I cannot pretend to have rigidly followed the WalkActive techniques I wrote about in January (you remember: foot like Velcro, lift from your hips, hold your neck as if you have diamond drop earrings that you unaccountably want the world to see) but I will – thanks to a combination of my Fitbit and the fact that I don’t really want to run – now readily walk from one place to another. Dr Andrew Murray, sports medicine consultant at Edinburgh university, spends his life measuring the health benefits of walking, and says that if you go from being a couch potato to a regular walker, you can put seven years on your life. You’re more likely to see the big picture and less likely to get bogged down in details.

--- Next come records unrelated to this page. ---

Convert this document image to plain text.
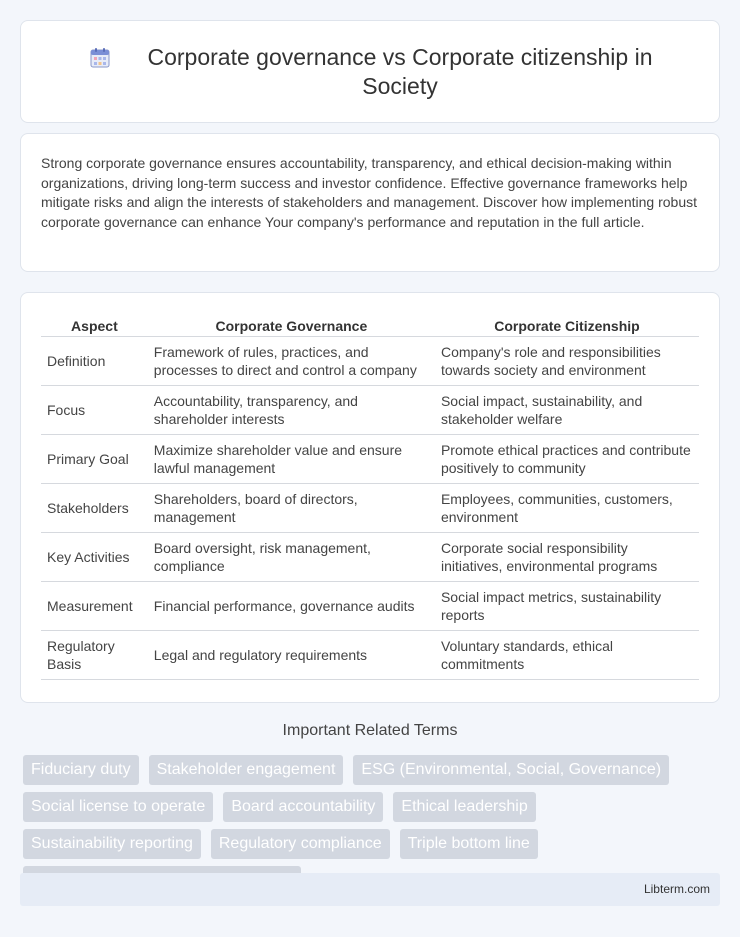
Corporate governance vs Corporate citizenship in Society

Strong corporate governance ensures accountability, transparency, and ethical decision-making within organizations, driving long-term success and investor confidence. Effective governance frameworks help mitigate risks and align the interests of stakeholders and management. Discover how implementing robust corporate governance can enhance Your company's performance and reputation in the full article.

Aspect	Corporate Governance	Corporate Citizenship
Definition	Framework of rules, practices, and processes to direct and control a company	Company's role and responsibilities towards society and environment
Focus	Accountability, transparency, and shareholder interests	Social impact, sustainability, and stakeholder welfare
Primary Goal	Maximize shareholder value and ensure lawful management	Promote ethical practices and contribute positively to community
Stakeholders	Shareholders, board of directors, management	Employees, communities, customers, environment
Key Activities	Board oversight, risk management, compliance	Corporate social responsibility initiatives, environmental programs
Measurement	Financial performance, governance audits	Social impact metrics, sustainability reports
Regulatory Basis	Legal and regulatory requirements	Voluntary standards, ethical commitments
Important Related Terms
Fiduciary duty	Stakeholder engagement	ESG (Environmental, Social, Governance)
Social license to operate	Board accountability	Ethical leadership
Sustainability reporting	Regulatory compliance	Triple bottom line
Libterm.com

I always walked the dog; I sometimes walked over the river for the romance; but the most efficient way to walk a lot is to merge it with some other task, which is how the walk-meeting was invented. I’ve had one walk-meeting before, but only about sustainability. It’s hard to walk next to a hippy: if you go too slow, they think you’d rather be sitting down; if you go too fast, you’re in league with The Man.
I am very whiny and hairless – I could write a column just on the sparsity of my eyebrows – so I feel the cold like a whippet and that is usually all I talk about. Then I got sent a Blaze Wear jacket, an absurd spendy item (£250) with a battery pack that heats your side-ribs to cooking temperature, so for a long time all I could talk about was how weird it was to have your face in February and your trunk in the Bahamas.